The government has finally allowed the whitening of undisclosed money by investing in stocks and other listed securities for the second consecutive fiscal year.
Market people have welcomed the move with some unfavourable opinions as tax for the whitening process has been more than doubled.
"We appreciate the decision to continue the option, but the new conditions will not be effective in drawing black money into the stock market," said Rakibur Rahman, a veteran stockbroker and a member of the Dhaka Stock Exchange's board of directors.
In the 2020-21 fiscal year, the government allowed undisclosed money in the stock market on condition of paying a flat 10% tax on the total amount while regular income tax goes as high as 25%.
This time, the government made the whitening tax a flat 25% on the total and also imposed a new 5% penalty on the total tax amount.
Together, they raised the effective cost of black money whitening through investments to 26.25% from the previous 10%.
This would not work to secure the inflow of undisclosed money in the capital market, said Rakibur.
"Keeping in mind the poor response over the previous fiscal year, I can say the opportunity will not be grabbed by enough people as they will have to pay much more tax on the total money to be whitened," he added.
The chance given last year was poorly accepted by wealthy people as over the first 11 months of the fiscal year, less than Tk500 crore was whitened by 334 taxpayers.
Most importantly, Rakibur said, all the points that had made the capital market less competitive as an asset class to attract black money are still there.
Like the previous fiscal year, owners of undisclosed money can whiten theirs through bank deposits, savings schemes, real estates, and also merely disclosing cash without investing anywhere.
Whitening tax against each of the options other than real estate was raised similarly this year.

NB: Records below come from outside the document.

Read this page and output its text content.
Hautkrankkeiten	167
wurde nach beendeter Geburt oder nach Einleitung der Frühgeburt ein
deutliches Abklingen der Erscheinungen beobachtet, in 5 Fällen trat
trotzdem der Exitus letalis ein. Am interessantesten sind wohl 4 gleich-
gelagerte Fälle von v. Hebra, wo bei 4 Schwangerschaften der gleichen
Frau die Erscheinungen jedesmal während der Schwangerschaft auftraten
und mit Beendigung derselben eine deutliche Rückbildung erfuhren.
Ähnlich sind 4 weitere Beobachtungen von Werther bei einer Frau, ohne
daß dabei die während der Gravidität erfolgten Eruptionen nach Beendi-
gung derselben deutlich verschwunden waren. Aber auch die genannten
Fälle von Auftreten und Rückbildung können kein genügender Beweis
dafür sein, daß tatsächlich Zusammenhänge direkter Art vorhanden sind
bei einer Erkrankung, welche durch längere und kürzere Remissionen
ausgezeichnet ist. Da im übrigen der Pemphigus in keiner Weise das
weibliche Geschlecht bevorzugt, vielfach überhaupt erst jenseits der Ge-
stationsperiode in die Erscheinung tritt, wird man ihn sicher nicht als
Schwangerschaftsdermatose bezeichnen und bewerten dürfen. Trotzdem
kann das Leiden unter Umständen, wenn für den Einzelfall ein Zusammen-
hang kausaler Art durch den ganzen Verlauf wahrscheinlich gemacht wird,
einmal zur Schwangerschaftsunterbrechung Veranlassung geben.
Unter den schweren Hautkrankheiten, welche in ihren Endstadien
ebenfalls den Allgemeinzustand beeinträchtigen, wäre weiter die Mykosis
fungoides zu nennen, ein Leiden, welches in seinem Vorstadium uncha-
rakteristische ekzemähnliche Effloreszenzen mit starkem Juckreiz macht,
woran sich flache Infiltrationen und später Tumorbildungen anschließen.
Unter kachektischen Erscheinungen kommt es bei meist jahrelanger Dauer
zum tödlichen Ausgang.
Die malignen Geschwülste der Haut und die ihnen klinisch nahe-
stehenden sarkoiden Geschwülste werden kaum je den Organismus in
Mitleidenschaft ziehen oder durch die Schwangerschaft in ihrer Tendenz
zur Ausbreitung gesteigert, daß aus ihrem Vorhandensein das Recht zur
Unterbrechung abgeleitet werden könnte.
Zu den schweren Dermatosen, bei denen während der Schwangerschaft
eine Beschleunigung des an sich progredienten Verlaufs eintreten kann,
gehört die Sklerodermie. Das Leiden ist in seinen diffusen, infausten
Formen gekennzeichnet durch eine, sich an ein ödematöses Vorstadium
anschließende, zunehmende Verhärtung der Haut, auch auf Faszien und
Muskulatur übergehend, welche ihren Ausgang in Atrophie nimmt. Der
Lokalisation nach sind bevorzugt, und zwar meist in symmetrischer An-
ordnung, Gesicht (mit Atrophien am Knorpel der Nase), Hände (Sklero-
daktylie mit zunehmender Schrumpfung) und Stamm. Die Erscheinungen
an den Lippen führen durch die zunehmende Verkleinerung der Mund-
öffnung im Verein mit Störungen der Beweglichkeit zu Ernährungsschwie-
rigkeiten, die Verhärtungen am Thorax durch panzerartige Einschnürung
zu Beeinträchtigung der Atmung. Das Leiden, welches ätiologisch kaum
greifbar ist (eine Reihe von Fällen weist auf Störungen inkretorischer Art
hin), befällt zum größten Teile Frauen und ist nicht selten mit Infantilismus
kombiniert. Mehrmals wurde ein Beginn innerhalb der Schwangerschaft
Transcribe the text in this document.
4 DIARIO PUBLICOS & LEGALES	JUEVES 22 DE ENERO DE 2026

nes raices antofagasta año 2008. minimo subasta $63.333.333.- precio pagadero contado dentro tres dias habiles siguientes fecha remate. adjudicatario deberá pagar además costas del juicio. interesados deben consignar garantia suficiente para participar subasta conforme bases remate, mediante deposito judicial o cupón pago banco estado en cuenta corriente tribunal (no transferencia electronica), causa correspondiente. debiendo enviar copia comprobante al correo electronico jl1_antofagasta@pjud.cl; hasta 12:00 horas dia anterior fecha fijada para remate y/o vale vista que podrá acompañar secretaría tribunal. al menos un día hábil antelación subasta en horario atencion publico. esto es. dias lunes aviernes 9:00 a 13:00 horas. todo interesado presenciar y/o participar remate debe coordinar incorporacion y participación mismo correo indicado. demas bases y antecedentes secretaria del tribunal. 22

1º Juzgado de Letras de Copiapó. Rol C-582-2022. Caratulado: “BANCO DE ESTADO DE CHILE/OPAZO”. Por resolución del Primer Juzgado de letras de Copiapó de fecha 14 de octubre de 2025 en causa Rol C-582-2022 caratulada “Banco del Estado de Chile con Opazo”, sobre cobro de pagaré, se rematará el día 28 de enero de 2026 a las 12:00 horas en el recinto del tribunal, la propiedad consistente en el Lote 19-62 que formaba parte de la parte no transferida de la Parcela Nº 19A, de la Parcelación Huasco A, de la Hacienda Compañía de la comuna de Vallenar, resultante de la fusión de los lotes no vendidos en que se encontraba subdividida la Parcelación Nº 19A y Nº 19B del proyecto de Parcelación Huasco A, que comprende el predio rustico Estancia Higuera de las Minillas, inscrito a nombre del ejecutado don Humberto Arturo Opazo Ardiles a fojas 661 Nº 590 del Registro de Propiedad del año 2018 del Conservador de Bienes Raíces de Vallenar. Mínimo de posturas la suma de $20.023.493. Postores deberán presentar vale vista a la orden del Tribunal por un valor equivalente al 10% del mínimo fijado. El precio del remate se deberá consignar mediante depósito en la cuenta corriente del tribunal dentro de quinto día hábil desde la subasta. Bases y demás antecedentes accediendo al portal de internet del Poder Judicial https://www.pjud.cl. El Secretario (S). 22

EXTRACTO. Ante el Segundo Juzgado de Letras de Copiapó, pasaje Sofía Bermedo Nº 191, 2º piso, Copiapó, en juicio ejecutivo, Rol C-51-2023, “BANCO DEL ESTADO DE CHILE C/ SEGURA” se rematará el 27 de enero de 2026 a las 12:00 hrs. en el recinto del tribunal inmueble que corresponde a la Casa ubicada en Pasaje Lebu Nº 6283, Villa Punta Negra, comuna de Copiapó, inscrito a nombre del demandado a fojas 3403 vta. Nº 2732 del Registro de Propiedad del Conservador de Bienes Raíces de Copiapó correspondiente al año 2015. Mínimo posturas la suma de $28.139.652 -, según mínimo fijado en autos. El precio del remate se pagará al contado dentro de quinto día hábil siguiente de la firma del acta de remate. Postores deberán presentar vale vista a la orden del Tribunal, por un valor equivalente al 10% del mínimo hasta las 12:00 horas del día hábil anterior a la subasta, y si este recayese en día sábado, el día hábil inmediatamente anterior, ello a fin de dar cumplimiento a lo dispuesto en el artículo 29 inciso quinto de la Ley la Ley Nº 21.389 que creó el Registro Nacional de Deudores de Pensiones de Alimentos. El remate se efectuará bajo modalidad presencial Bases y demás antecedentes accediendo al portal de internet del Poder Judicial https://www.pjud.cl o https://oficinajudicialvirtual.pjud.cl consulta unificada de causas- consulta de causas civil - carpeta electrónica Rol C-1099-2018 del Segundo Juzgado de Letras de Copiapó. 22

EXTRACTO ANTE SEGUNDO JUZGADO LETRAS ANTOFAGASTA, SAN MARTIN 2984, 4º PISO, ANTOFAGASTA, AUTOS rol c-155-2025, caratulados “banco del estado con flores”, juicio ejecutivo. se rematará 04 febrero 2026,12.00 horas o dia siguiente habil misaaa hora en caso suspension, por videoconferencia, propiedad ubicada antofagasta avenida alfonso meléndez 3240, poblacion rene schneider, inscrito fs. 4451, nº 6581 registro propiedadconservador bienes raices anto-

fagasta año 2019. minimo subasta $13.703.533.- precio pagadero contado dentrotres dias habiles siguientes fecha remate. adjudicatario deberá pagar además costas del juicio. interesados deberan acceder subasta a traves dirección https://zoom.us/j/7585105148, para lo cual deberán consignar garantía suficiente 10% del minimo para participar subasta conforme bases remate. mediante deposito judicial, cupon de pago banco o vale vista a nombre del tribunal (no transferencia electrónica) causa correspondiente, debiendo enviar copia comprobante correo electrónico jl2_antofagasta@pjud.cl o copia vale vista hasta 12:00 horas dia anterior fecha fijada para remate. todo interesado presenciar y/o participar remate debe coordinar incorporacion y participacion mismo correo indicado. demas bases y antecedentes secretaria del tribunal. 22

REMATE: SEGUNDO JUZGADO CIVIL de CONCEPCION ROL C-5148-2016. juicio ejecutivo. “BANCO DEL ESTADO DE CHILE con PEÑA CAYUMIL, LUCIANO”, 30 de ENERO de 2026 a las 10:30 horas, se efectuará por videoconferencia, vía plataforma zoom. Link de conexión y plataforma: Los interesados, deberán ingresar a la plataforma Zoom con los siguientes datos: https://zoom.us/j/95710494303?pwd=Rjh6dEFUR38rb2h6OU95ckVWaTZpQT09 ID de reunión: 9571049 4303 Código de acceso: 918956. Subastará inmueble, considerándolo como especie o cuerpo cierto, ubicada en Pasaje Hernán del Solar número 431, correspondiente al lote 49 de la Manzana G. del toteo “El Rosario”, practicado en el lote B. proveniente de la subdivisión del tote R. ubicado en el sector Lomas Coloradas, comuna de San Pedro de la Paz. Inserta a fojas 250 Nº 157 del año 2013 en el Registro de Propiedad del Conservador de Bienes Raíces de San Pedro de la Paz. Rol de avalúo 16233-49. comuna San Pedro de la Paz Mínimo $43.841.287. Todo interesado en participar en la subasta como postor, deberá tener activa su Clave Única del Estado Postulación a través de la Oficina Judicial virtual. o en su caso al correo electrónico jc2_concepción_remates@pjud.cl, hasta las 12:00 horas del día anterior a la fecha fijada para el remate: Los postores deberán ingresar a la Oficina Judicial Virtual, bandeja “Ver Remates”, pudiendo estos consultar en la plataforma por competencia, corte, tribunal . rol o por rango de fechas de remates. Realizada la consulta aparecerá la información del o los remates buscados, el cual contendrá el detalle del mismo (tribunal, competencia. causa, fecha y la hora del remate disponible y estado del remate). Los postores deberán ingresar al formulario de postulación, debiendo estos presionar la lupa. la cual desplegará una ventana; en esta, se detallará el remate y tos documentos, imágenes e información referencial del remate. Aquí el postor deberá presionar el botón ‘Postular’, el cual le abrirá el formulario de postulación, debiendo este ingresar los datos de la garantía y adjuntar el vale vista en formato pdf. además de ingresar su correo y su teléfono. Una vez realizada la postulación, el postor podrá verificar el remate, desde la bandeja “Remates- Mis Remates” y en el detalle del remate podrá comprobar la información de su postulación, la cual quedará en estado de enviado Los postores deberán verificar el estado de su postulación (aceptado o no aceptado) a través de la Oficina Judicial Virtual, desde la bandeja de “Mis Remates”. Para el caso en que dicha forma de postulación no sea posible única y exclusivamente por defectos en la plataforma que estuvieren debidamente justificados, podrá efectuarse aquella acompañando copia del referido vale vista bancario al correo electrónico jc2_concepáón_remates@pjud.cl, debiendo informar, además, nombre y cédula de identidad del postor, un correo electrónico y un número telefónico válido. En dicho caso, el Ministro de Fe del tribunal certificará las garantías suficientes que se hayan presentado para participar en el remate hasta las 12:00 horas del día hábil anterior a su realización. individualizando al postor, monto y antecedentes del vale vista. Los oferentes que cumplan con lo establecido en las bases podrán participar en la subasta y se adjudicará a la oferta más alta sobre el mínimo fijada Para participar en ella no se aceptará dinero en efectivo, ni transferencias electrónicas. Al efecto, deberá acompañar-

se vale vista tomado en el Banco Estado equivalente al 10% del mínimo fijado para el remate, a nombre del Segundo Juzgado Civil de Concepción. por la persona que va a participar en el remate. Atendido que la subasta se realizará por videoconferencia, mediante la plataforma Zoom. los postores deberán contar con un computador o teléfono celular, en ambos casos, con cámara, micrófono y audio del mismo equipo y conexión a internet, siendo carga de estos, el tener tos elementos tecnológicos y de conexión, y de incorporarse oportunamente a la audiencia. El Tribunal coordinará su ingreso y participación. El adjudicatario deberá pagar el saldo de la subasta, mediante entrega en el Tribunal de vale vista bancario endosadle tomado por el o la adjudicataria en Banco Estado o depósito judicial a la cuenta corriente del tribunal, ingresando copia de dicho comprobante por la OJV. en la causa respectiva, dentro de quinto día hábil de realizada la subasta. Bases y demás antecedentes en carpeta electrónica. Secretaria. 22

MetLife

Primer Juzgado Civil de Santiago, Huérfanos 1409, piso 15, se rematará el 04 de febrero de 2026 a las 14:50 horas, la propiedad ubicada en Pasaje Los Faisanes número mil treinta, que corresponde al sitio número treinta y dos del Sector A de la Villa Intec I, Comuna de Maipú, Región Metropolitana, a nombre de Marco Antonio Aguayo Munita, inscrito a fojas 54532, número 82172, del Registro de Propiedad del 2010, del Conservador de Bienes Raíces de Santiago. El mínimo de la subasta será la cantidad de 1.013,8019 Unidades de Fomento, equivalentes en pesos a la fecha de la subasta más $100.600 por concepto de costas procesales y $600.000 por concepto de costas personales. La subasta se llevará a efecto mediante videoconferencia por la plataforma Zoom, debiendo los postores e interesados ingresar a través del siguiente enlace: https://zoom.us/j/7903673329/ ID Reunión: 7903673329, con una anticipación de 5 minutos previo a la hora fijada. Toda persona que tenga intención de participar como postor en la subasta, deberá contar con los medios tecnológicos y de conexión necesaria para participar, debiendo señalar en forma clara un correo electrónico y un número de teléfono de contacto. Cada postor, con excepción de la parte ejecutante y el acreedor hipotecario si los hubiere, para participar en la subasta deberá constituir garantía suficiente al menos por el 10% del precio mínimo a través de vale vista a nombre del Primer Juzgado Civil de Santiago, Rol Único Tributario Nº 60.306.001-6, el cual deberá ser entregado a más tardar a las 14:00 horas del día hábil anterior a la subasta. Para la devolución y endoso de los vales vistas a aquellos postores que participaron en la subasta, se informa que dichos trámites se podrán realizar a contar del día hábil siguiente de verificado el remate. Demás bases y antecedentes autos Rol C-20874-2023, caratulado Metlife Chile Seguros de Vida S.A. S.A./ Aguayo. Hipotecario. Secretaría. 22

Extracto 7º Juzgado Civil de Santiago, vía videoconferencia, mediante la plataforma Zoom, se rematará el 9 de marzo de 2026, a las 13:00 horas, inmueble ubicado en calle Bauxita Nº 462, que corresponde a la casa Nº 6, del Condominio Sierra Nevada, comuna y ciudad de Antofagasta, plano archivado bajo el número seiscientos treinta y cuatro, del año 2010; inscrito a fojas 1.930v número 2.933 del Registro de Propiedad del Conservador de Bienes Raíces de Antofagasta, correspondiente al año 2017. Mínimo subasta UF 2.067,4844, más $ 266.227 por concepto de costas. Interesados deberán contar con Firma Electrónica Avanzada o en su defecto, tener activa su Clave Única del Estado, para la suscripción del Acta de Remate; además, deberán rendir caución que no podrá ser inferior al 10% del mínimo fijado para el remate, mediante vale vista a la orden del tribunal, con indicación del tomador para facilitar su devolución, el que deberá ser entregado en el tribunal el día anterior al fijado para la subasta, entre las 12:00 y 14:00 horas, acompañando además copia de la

"Why should one buy listed securities with a compulsion to hold it for a year while the lock-in is not applicable in other cases?" Rakibur asked.
The opportunity to whiten black money has long been a debated issue as most experts argue that it discourages honest taxpayers, and lower than regular tax on whitening is an injustice to them.
But the opposite opinion gained momentum too, especially among those who care more about the outcome than principles, as the country is seeing siphoning of funds overseas.
The government during the budget proposal a month ago avoided the topic and later changed mind, responding to some industry recommendations.